Sunday, July 25, 2010

Amnesia

My daughter is crazy.

I guess I should qualify that statement: Either my daughter is crazy or I've completely blanked out her baby-hood and my wife is way more relaxed that I ever suspected.

This realization came at the end our vacation. We'd spent the day at a beach on Lake Erie (yeah, I was surprised too.) snorkeling and playing in the sand. This summer, both our kids became amphibians. My daughter, never to let her brother out-do her has been trying to keep up with him. This has caused no end of gasps and frantic dives across the neighborhood pool as she simply dropped out of the Wal-Mart inner tube. She has her own swimming stroke, which can best be described as a cross between a graceful mermaid gliding effortlessly through the water, a semi-truck hell bent on reaching it's destination and an octopus that has suddenly realized it has 6 more arms than normal creatures and hasn't quite figured out how to make them all work together. Oh yeah, and she spirals while she swims.

We'd tried all week to find a good place to snorkel. My son kept asking and even when the only place we could find was the normal Ohio Lake Erie murky water, he loved it. My daughter proclaimed, “I ta tish!” (I saw fish, if you don't speak snorkel.) She also saw a mermaid, forever silencing all the anti-mermaid critics. (The fact that we were standing in three feet of water and I couldn't see my hand as soon as it was under water shows just how deep the anti-mermaid conspiracy runs)

Well the last day of vacation, we found The Beach. The water was crystal clear, for Ohio. Visibility was an astounding ten feet. Both kids finally really Saw. Our quick stop to check it out turned into several hours and my son dragging first me then my wife out to swim over the coral reef. (To a seven year-old on his first real snorkel, a bunch of seaweed (or whatever it's called in Lake Erie) looks like a coral reef.)

We finally pried them out of the water and de-sanded them and went for a late lunch. As we were eating, my son listed his favorite things from the vacation in order. Between bites, my daughter chimed in also. This isn't what convinced me she is crazy, also though it does support the conclusion. (When she is eating, she is single-minded, just check out the last article.) No, what convinced me was when I checked to see if she was listening. Her consistent “Yes,” to every question lead me to believe she was already asleep and it just hadn't reached her mouth yet. So, I added, “I really liked when we went sky diving.”

The got a little pause as she looked up with a disgusted look on her little face. “We didn't go skydiving this week, daddy,” she said in her daddy-you-are-a-moron-but-I-still-love-you-and-hope-I-didn’t-get-too-many-of-your-genes tone of voice.

Well, at least she was still awake. Then she patted my arm and said, “When I was a baby, we went sky diving. You and me.”

“We did?”

A simple nod put the matter to rest in her eyes.

“What else did we do when you were a baby, that I've forgotten?” (Trust me, I can spin a pretty good yarn, but nothing compared to what she pulled out next...)

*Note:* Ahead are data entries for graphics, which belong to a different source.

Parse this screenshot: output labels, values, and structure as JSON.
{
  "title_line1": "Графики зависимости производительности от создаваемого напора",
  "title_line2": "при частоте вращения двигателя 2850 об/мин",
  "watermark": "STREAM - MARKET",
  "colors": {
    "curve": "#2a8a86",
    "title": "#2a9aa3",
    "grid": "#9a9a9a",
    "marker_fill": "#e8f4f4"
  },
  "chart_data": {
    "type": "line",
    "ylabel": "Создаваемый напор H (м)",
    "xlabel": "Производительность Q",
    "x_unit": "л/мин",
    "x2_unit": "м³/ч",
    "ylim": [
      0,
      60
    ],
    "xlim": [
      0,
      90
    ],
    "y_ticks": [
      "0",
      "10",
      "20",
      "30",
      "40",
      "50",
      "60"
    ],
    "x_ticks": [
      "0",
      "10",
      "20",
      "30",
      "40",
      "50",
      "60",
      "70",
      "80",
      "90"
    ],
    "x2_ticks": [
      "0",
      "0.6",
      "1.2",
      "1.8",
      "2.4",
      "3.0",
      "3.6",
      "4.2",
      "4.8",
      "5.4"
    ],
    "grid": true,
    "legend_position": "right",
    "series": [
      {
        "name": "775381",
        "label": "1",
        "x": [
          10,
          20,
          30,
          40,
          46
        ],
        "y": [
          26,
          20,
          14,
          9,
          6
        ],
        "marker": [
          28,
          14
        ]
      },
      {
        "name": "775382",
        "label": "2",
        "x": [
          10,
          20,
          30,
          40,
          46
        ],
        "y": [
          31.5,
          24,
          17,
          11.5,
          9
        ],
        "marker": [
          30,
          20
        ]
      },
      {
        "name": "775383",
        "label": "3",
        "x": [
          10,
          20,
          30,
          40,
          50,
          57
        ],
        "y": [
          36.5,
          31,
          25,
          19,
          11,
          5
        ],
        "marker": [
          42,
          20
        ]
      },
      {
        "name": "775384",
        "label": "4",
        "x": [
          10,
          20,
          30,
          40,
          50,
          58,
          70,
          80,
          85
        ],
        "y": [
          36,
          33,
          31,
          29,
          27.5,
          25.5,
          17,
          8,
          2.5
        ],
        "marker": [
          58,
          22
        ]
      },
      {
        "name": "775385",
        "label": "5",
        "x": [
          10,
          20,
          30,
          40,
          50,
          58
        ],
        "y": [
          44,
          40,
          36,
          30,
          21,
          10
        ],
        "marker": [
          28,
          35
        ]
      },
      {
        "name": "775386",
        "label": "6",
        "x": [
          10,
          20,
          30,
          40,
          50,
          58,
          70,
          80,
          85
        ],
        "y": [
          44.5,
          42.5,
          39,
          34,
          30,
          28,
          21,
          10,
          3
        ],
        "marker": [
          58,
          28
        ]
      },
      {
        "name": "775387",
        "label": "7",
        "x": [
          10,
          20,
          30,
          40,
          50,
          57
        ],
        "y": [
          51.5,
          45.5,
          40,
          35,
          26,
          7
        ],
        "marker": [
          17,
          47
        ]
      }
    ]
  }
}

“We climbed the Rocky Mountains.”

“Oh?”

Another nod as she dipped a french fry in her ketchup, also known as dippy. (My daughter is the queen of dipping. It doesn't matter what she's eating as long as there's something to dip it in.)

Then she pointed to the tartar sauce for her fish and explained, “This is called 'pretend sand' in Africa.”

“Oh?”

“Yes, not all dippy is pretend sand in Africa.”

“What's not?”

“Ketchup.”

“What about salsa?”

“That's pretend sand.”

“French fries?”

“Gorsh.” The amazing thing, she didn't even pause...

“How about fish?”

“Neenee.”

“And how do you know African?”

Another pat on my shoulder, between bites of gorsh. “When I was a baby, we went there, you and me, daddy.”

Everyone has warned me that when my daughter mutates into a teenager, I am in trouble. They go on and on about how I won't understand her or be able to talk to her. Until this past week, I'd put their comments down to exaggeration. Now, I'm not so sure. On the one hand, she's already speaking a language I don't. On the other hand, apparently I'm a pretty cool dad cause I've already taken her skydiving and mountain climbing and to Africa. (I was afraid to ask why we went to Africa with my wife sitting. After all, she's obviously laid enough back to let me do all these things, but I don't want to push the limits until I've been fully briefed by my daughter on all our antics.)